As follow-up action to the Facebook-Cambridge Analytica scandal, MEPs call for a full audit on Facebook and new measures against election meddling.

In a resolution adopted on Thursday, MEPs urge Facebook to allow EU bodies to carry out a full audit to assess data protection and security of users’ personal data, following the scandal in which the data of 87 million Facebook users was improperly obtained, and misused.

MEPs say that Facebook did not only breach the trust of EU citizens, “but indeed EU law”. They recommend that Facebook make changes to its platform to comply with EU data protection law.

Measures against election manipulation

MEPs note that the data obtained by Cambridge Analytica may have been used for political purposes, by both sides in the UK referendum on membership of the EU and to target voters during the 2016 American presidential election.

They highlight the urgency of countering any attempt to manipulate EU elections and to adapt electoral laws to reflect the new digital reality.

To prevent electoral meddling via social media, MEPs propose:

applying conventional “off-line” electoral safeguards online: rules on spending transparency and limits, respect for silence periods and equal treatment of candidates;

making it easy to recognise online political paid advertisements and the organisation behind them;

banning profiling for electoral purposes, including use of online behaviour that may reveal political preferences;

that social media platforms should label content shared by bots, speed up the process of removing fake accounts and work with independent fact-checkers and academia to tackle disinformation;

investigations should be carried out by member states with the support of Eurojust, into alleged misuse of the online political space by foreign forces.

The resolution summarises the conclusions reached following last May’s meeting between leading MEPs and Facebook CEO Mark Zuckerberg, and the three subsequent hearings. It also references the data breach suffered by Facebook on 28 September.

“This is a global issue, which has already affected our referenda and our elections. This resolution sets out the measures that are needed, including an independent audit of Facebook, an update to our competition rules, and additional measures to protect our elections. Action must be taken now, not just to restore trust in online platforms, but to protect citizens’ privacy and restore trust and confidence in our democratic systems,” said Civil Liberties Chair Claude Moraes (S&D, UK).

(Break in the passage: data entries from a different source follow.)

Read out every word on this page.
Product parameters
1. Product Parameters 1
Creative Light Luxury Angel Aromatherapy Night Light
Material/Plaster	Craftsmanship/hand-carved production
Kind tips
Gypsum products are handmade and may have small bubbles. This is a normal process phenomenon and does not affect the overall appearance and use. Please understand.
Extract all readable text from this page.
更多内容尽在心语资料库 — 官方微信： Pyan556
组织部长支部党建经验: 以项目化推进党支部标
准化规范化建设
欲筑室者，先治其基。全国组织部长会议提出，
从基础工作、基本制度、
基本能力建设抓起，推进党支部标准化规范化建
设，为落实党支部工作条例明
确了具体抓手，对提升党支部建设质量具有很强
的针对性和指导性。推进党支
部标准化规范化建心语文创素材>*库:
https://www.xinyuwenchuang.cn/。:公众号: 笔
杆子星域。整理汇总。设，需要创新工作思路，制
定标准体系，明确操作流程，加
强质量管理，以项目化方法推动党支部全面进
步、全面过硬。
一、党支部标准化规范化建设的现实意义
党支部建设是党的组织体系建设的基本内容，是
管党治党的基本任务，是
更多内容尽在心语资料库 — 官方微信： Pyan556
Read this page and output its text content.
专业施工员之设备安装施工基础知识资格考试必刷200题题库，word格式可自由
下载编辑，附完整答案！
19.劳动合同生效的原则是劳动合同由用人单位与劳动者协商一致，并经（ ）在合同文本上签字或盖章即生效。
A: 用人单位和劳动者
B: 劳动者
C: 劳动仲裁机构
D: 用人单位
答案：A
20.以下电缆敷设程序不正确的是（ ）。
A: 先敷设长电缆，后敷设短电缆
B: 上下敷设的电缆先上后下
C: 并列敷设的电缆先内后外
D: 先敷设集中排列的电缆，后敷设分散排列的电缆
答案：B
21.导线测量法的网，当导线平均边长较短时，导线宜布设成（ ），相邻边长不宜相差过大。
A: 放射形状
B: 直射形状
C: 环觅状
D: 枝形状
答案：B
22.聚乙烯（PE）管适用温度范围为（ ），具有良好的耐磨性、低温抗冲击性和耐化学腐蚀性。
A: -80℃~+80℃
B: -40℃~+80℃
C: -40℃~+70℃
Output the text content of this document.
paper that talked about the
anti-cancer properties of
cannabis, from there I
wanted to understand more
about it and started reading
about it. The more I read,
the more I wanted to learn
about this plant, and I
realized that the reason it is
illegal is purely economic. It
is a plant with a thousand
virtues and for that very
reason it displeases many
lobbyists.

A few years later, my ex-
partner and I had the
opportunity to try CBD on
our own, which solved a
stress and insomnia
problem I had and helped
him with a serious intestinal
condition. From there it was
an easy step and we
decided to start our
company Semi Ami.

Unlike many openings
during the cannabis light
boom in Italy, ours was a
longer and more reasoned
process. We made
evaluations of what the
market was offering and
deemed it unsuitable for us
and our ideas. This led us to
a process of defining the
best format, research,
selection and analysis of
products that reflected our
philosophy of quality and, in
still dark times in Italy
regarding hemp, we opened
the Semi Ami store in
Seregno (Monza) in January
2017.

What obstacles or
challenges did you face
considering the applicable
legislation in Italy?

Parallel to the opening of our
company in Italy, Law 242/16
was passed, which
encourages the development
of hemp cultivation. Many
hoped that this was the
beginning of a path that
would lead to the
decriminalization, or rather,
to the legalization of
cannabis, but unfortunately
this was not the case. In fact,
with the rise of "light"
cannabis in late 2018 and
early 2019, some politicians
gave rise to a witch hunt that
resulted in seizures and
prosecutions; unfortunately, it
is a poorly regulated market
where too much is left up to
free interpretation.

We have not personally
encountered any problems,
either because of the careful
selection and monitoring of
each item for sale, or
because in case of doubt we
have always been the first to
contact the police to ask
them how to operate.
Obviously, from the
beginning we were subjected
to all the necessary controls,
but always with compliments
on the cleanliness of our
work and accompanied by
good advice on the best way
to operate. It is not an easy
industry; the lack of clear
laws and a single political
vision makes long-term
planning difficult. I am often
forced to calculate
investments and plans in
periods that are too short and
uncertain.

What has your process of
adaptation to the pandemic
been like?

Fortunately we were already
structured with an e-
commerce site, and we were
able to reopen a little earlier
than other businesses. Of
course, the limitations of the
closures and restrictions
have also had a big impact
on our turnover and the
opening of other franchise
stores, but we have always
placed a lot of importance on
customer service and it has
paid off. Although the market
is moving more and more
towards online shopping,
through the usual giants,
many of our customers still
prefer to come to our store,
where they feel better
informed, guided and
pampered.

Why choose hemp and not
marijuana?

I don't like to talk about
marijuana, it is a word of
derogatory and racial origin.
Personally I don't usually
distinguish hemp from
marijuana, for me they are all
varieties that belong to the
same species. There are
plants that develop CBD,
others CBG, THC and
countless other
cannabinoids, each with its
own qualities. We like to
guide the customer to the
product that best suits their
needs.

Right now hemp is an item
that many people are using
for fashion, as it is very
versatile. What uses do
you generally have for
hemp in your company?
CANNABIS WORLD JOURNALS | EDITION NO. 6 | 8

Citizens and businesses will be left in legal limbo if the European Commission acts on MEPs’ calls to suspend the EU-Privacy shield, warned ECR MEP Dan Dalton.

Dalton is concerned that unfortunately some MEPs saw this resolution as an opportunity to score political points and damage our cooperation with the U.S, when the positive way forwards would have been to try and learn lessons and to continue dialogue that ultimately ensures the agreement is fully implemented.

“Authorities must investigate alleged breaches of our data protection laws, as is happening with Facebook in relation to Cambridge Analytica, and prosecute if appropriate. We have seen before the consequences of suspending international agreements such as the EU-US Privacy Shield and the uncertainty it causes. Today’s vote was nothing more than political grandstanding from the same people who claim they are guarding the data rights and privacy of European citizens. They should be honest and admit that in the absence of the privacy shield agreement, citizens’ rights to data protection and redress would in reality be seriously diminished. People will be in complete legal limbo,” he said.